Fortunately, the conversation got better as I told Mary how I'd done the same thing the day before but then realized that these slip-ups simply remind me that 1) I'm human and thus sinful, and 2) only God is completely powerful, perfect, and in control.  As a matter of fact, I'm kind of glad that I messed up for those very reasons.

*   *   *   *   *

At the end of my two days of blogging, I think the greatest thing I realized is that I don't need something like fasting to remind me of how important and loving God is, and I especially don't need to be fasting to have an 'excuse' to spend more time in God's Word. 

During normal meal times, I would pull out my Bible and spend time in reflection and prayer.  When my stomach hurt especially much, I would do the same.  Spending time with God didn't make me feel full like breakfast, lunch, dinner, or various snacks in between would.  Spending time with God didn't taste delicious in my mouth.  It didn't satisfy the pain in my stomach.  

However, fasting from food and replacing that time (and many other times) with spiritual growth and time with my Father filled me with awe, gratitude, and eternal joy.  Replacing thoughts of food with thoughts of God tasted delicious in my heart and soul.  God satisfied the pain in my heart.  He filled me, no, He consumed me with His beautiful words of lovingkindness.

"How deep the Father's love for us, how vast beyond all measure. That He should give His only Son, to make a wretch His treasure."

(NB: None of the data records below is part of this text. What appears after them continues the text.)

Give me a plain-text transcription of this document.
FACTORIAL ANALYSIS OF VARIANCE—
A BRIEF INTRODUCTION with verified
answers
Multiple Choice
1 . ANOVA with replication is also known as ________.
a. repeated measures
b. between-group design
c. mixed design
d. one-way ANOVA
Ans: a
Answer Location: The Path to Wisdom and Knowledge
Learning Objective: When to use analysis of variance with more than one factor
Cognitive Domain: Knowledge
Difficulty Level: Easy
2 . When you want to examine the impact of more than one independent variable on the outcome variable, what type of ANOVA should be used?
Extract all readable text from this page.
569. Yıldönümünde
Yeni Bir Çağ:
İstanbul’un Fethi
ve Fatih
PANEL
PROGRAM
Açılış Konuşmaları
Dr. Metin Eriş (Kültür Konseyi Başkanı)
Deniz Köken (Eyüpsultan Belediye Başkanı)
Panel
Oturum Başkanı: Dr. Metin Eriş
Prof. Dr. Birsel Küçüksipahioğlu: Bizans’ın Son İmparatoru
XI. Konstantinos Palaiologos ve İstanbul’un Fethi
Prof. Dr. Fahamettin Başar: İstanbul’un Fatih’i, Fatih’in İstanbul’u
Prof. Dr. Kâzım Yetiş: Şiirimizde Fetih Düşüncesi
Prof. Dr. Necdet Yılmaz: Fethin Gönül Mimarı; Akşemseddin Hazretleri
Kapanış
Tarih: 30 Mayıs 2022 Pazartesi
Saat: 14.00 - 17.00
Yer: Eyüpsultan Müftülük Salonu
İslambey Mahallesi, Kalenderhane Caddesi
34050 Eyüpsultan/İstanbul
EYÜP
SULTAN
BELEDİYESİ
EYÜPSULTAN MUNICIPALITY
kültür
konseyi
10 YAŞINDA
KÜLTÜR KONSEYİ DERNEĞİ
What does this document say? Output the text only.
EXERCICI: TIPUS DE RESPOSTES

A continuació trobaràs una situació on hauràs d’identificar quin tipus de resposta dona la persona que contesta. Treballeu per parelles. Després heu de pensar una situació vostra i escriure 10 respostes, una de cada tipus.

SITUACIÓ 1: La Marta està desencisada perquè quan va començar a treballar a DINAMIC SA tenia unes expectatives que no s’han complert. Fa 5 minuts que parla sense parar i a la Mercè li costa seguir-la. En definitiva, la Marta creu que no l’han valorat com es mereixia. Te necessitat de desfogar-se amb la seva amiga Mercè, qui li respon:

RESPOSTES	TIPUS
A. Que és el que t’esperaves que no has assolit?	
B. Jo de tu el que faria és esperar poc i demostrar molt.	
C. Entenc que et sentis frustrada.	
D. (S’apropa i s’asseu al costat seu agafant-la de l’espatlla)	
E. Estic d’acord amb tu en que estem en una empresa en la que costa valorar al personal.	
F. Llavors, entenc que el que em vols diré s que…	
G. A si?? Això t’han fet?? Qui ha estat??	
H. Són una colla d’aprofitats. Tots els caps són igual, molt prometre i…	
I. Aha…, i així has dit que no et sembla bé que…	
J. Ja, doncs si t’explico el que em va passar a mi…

So, if you haven't fasted? Give it a try.  You'll be hungry, I guarantee it.  Your stomachs going to ache every now and then and it will probably be uncomfortable sometimes.  However, the knowledge God will give you, the love He will fill Your heart with, the spiritual food you'll be filled with.. it's entirely worth it.  This world is not our own; we are not created to be comfortable here.

"For many, of whom I have often told you and now tell you even with tears, walk as enemies of the cross of Christ.  Their end is destruction, their god is their belly, and they glory in their shame, with minds set on earthly things.  But our citizenship is in heaven, and from it we await a Savior, the Lord Jesus Christ, who will transform our lowly body to be like his glorious body, by the power that enables him even to subject all things to himself." -Philippians 3:18-21

Thursday, April 19, 2012

Food? Not today. Just give me Jesus.

I decided to fast today. Actually, since beginning to write this post, I've now decided to fast for two days. I've never fasted before, and this was probably the most last minute decision I've made in a long time. Regardless, I decided to fast today. Here's how that happened...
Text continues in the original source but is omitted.